Deferred execution system on RabbitMQ

Hello!

My name is Nikita, and I oversee the development of several projects at DomClick. Today I want to continue the theme of “funny pictures” in the RabbitMQ world. In his article, Alexey Kazakov considered such a powerful tool as deferred queues and different implementations of the Retry strategy. Today we’ll talk about how to use RabbitMQ to schedule periodic tasks.

Why did we need to create our own bike and why did we abandon Celery and other task management tools? The fact is that they did not fit our tasks and requirements for fault tolerance, which are quite strict in our company.

When switching to Docker and Kubernetes, many developers are faced with the problems of organizing periodic tasks, crowns are launched with a tambourine, and the control of the process leaves much to be desired. And then there are problems with peak loads during the daytime.

My task was to implement in the project a reliable system for processing periodic tasks, while easily scalable and fault-tolerant. Our project is in Python, so it was logical to see how Celery suits us. This is a good tool, but with it we have often encountered reliability, scalability and seamless release issues. One pod – one process group. When scaling Celery, you have to increase the resources of one pod, because there is no synchronization between pods, which means stopping the processing of tasks, albeit temporarily. And if the tasks are also long-term, then you already guessed how difficult it is to manage. The second obvious drawback: out of the box there is no support for asynchrony, but for us this is important, because tasks mainly contain I / O operations, and Celery runs on threads.
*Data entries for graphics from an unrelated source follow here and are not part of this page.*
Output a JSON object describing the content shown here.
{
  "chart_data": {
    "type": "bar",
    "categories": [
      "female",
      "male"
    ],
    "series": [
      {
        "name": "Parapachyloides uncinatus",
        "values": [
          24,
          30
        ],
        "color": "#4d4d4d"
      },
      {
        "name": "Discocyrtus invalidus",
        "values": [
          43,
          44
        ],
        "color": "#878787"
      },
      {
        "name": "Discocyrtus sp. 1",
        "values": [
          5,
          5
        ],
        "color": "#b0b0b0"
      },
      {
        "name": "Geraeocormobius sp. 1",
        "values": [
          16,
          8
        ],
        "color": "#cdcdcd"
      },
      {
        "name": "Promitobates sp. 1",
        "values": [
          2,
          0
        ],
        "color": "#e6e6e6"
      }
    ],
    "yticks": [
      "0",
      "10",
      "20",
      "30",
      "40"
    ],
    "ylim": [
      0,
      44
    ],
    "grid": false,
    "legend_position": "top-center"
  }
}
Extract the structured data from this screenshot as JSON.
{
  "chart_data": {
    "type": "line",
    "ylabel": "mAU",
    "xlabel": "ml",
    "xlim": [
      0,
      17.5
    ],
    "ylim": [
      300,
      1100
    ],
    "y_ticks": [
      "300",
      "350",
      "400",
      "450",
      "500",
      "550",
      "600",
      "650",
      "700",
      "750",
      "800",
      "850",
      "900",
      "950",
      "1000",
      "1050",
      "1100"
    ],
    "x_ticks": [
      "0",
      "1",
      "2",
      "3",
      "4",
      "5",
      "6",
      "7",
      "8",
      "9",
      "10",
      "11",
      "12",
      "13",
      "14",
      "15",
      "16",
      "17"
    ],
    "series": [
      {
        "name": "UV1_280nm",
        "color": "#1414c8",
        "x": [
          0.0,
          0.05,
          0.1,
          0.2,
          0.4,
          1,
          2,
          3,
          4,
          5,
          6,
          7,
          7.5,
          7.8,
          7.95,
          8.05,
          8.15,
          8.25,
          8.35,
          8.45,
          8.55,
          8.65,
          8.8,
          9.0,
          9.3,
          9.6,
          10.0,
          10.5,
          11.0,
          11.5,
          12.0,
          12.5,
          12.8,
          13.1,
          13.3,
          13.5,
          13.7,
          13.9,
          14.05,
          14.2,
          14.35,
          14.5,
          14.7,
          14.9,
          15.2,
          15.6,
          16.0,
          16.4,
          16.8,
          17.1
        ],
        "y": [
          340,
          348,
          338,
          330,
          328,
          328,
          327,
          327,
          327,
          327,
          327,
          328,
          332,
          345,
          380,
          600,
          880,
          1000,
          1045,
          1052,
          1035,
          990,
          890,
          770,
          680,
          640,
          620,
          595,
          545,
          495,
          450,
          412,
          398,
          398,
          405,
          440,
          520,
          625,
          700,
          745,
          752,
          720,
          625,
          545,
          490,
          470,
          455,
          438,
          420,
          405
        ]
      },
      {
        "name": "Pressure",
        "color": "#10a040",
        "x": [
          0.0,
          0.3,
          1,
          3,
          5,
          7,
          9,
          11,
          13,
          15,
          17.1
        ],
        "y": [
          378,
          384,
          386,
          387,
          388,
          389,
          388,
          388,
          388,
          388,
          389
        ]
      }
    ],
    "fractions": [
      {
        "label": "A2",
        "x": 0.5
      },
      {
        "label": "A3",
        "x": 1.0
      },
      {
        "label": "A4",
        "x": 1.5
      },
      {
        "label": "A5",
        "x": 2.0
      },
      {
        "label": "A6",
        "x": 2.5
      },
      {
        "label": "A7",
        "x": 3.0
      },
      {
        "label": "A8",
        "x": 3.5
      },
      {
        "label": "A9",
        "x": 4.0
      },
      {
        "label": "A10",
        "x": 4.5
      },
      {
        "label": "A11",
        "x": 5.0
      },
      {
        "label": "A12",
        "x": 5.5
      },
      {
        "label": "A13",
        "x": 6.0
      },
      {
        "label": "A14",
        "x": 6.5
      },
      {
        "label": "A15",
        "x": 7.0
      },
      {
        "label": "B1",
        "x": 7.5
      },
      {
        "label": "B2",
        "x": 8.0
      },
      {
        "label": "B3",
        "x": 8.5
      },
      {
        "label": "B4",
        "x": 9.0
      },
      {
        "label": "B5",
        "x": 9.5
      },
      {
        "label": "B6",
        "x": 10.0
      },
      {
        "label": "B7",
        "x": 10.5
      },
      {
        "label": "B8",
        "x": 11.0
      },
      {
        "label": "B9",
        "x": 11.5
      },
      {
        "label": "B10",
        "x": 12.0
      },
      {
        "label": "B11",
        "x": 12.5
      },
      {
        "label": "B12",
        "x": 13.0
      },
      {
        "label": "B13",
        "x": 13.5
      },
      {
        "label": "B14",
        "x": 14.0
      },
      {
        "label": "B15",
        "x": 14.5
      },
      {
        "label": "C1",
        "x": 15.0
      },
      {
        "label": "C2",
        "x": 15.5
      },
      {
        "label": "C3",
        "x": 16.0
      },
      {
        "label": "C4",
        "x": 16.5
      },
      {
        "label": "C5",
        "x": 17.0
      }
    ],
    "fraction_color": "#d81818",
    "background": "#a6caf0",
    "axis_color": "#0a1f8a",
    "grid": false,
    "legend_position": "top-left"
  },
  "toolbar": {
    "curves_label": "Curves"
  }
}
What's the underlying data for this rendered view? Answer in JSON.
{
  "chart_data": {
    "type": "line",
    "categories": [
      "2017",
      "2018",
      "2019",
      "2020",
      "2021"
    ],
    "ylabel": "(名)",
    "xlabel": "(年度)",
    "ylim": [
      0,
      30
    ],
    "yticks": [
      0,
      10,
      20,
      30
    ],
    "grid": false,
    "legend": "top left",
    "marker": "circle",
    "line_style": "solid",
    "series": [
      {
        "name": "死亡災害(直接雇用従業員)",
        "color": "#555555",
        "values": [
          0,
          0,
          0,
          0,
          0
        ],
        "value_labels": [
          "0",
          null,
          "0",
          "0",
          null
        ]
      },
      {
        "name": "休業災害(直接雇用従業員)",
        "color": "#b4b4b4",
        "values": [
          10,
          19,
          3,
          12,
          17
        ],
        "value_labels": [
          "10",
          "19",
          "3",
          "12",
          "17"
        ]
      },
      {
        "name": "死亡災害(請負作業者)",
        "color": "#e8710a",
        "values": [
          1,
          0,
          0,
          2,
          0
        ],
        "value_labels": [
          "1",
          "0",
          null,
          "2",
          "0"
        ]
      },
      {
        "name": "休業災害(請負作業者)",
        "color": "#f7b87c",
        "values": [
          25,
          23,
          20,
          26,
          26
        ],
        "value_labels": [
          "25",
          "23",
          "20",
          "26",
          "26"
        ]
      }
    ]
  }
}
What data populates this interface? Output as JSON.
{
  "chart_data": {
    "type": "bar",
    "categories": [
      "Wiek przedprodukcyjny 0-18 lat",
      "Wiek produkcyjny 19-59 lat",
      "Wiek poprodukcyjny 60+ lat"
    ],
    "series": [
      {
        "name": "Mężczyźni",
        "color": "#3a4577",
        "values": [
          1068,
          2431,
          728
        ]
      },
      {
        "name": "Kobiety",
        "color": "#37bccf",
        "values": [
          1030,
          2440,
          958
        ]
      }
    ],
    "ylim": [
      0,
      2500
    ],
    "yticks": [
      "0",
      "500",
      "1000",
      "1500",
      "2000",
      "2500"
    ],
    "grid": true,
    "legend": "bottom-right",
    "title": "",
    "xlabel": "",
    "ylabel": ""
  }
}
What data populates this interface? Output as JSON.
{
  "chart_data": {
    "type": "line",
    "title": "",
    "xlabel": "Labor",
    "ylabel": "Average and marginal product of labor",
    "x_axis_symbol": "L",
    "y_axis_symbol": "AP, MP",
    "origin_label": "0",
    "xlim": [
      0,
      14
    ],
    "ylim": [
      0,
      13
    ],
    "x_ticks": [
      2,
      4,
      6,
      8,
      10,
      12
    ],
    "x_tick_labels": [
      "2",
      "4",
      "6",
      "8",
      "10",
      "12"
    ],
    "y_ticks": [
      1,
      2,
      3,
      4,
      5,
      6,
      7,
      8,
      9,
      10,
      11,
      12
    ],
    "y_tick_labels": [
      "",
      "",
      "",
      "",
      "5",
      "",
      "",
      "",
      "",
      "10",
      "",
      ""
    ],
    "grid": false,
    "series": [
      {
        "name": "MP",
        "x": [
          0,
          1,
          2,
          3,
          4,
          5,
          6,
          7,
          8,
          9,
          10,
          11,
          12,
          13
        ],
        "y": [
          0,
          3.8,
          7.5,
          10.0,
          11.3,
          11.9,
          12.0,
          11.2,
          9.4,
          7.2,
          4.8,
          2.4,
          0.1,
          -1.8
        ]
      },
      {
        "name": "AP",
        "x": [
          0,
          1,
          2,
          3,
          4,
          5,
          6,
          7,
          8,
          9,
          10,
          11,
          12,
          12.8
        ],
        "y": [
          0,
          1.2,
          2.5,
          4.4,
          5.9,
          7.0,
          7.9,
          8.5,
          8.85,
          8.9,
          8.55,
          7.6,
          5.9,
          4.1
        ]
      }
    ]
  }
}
At that time (2018), we did not find a suitable ready-made tool, and began to develop our own. Taking as a basis the functionality of the deferred execution of tasks and the Dead Letter Exchange, we decided to create a system for processing periodic tasks. The concept looked something like this:

I’ll try to explain what’s what.

Tasks are sent as a message to the Scheduler exchange.
By routing_key fall into the desired Hatchery queue, which has the parameter message_ttl, as well as communication with the Processor exchange as a deal letter exchange. The “maturation” queue is not associated with the type of tasks, it only plays the role of a “timer”, that is, you can create as many queues as you need periods and manage through routing_key…
Since the queue has no listeners, the messages, after “maturing” in the queue, go to the Processor exchange.
Then the free consumer (Processing consumer) picks up the message and executes. After execution, the cycle is repeated if necessary.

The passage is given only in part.